Lidia telephones the hospital to find out how their friend is doing, only to learn he has just died. When she goes to tell Giovanni, she sees him kissing Valentina, and turns away.
They leave the party in silence, and walk out into the cold, gray light of dawn, and that’s when she tells him of their friend’s death. She says that “if I want to die, it’s because I no longer love you. That’s the reason for my despair. I would like to be old already, to have devoted my whole life to you. I don’t want to exist any more because I can’t love you.” And, he replies:”I have given you nothing, I amount to nothing. I have wasted and I’m still wasting my life, like an idiot, taking without giving anything or giving too little in exchange. It’s strange that only today did I realize that what we give to others comes back to ourselves.”
At the end of the film, sitting in the gray light of dawn at a deserted golf course, she reads him an old love letter, moving, poetic, from the heart. When he asks, “who wrote it,” she looks at him for a long moment, then confides “you did.” A little overstated, true, but it allows us to realize the depth of his despair. He turns to her, and tries to force his love upon her, trying to recapture their lost passion. As day breaks, the script reads, “A sort of animal passion, a memory of that which was and which will never be again, grips them.” Fade out.
I had no words, or language, about what I felt at the time I first saw La Notte, but as I studied the film over and over again, I grasped that something new was at work here, something profound, a different way of telling stories in pictures. Antonioni seemed to tell his stories internally, revealing the language of the heart through visual images.

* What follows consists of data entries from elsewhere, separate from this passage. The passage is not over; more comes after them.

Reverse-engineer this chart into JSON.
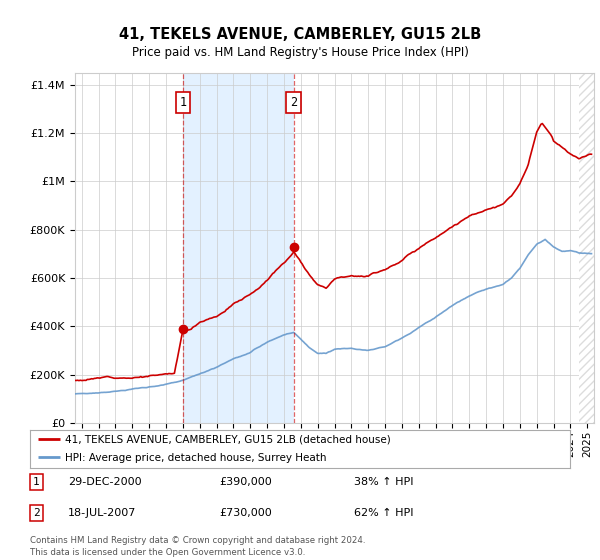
{
  "title": "41, TEKELS AVENUE, CAMBERLEY, GU15 2LB",
  "subtitle": "Price paid vs. HM Land Registry's House Price Index (HPI)",
  "red_line_label": "41, TEKELS AVENUE, CAMBERLEY, GU15 2LB (detached house)",
  "blue_line_label": "HPI: Average price, detached house, Surrey Heath",
  "annotation1": {
    "label": "1",
    "date_x": 2001.0,
    "price": 390000,
    "text_date": "29-DEC-2000",
    "text_price": "£390,000",
    "text_extra": "38% ↑ HPI"
  },
  "annotation2": {
    "label": "2",
    "date_x": 2007.58,
    "price": 730000,
    "text_date": "18-JUL-2007",
    "text_price": "£730,000",
    "text_extra": "62% ↑ HPI"
  },
  "footer": "Contains HM Land Registry data © Crown copyright and database right 2024.\nThis data is licensed under the Open Government Licence v3.0.",
  "ylim": [
    0,
    1450000
  ],
  "xlim_start": 1994.6,
  "xlim_end": 2025.4,
  "red_color": "#cc0000",
  "blue_color": "#6699cc",
  "shading_color": "#ddeeff",
  "hatch_color": "#bbbbbb",
  "background_color": "#ffffff",
  "grid_color": "#cccccc"
}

A lot of people did not like La Notte because they claimed “nothing really happens;” there is no plot, no action and it’s way too long. Some critics asserted the film is simply an “empty testament of modern life,” not even a “slice of life,” and they viewed Antonioni as a filmmaker who is too internal, focusing on what does not happen, rather than on what could happen. Whatever that means. Like Rashomon, everyone saw something different.
My response to the film had been so powerful that I kept dreaming about it, jotting notes down in my journal. Looking back, I think what I responded to the most was how I identified with the characters and their search for meaning in life.
Seeing La Notte, I discovered a visual metaphor about the search for love. As I became more familiar with some of Antonioni’s later films I saw that many of his movies deal with this theme. The questions he raises are simple, yet profound; how does a person live in the modern world, in a world of change, cynicism and technology, with integrity, values, faith and love.
The emotional landscape that Antonioni explores, whether in L’Avventura, La Notte, Red Desert, Eclipse, Zabriskie Point, or his last film, Beyond the Clouds, all deal with this same theme. F. Scott Fitzgerald once wrote that we only write one or two stories during our lives; it doesn’t matter how many books we write, or how many movies we make, we end up exploring the same themes over and over again.